There can be several benefits to extending your contract. One of the biggest reasons to stay at your current location is you already have found your groove. You may be making friends and settling in. By the time your 13 weeks is up, you are probably very familiar with your facility’s protocols, charting system, and policies. It is easier to stay somewhere you are used to then move on and start again.
Extending your contact is an opportunity to stay in a facility you have become comfortable with. It also allows you the chance to become more familiar with the area you are living in. If you enjoy your current location, extending your contract can be a great experience.
On the flip side, you probably took a travel assignment to experience new facilities and new parts of the country. If you stay put at your current assignment, you may be defeating the purpose of working as a healthcare traveler.

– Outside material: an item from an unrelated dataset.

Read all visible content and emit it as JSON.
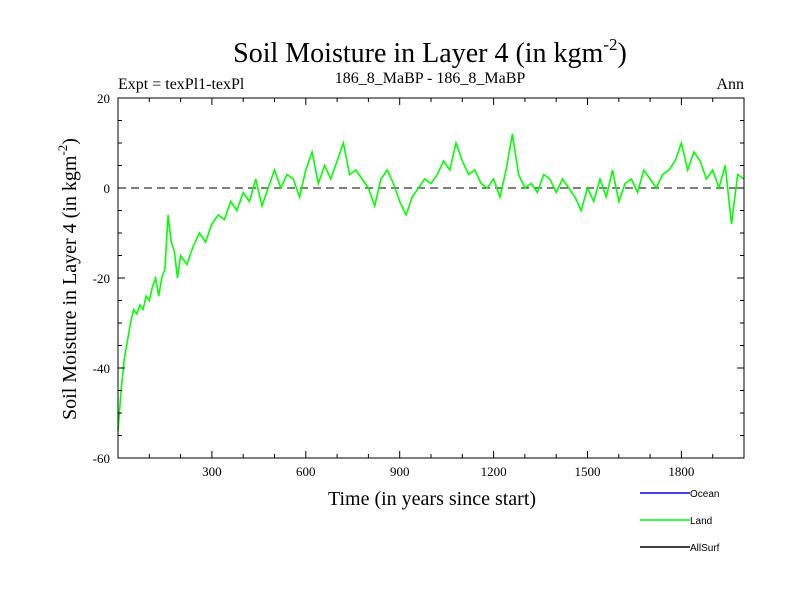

Considerations for Contract Renewal
If you do decide you are having fun at your current location and have the chance to extend your contract, there are a few factors to consider.
Contract timeframes may be flexible. Not all facilities need you to renew for the same length as your original contract. For instance, if your original contract was 13 weeks, your extension may only be six or eight weeks. The facility may only offer a certain number of weeks. In other cases, you may be in a position to negotiate how long you are willing to stay.
You may not be offered the same pay rate. If you were hired due to a crisis situation at a facility, such as a strike, you may not be offered the same rate when you renew your contract. The facility may still need staff, but the crisis may have passed, which can lower rates offered.
Know the nursing market. If you want to stay in the same area, determine if there is a demand for nurses. You may be able to get a better contract in another facility close by if there is a shortage of nurses.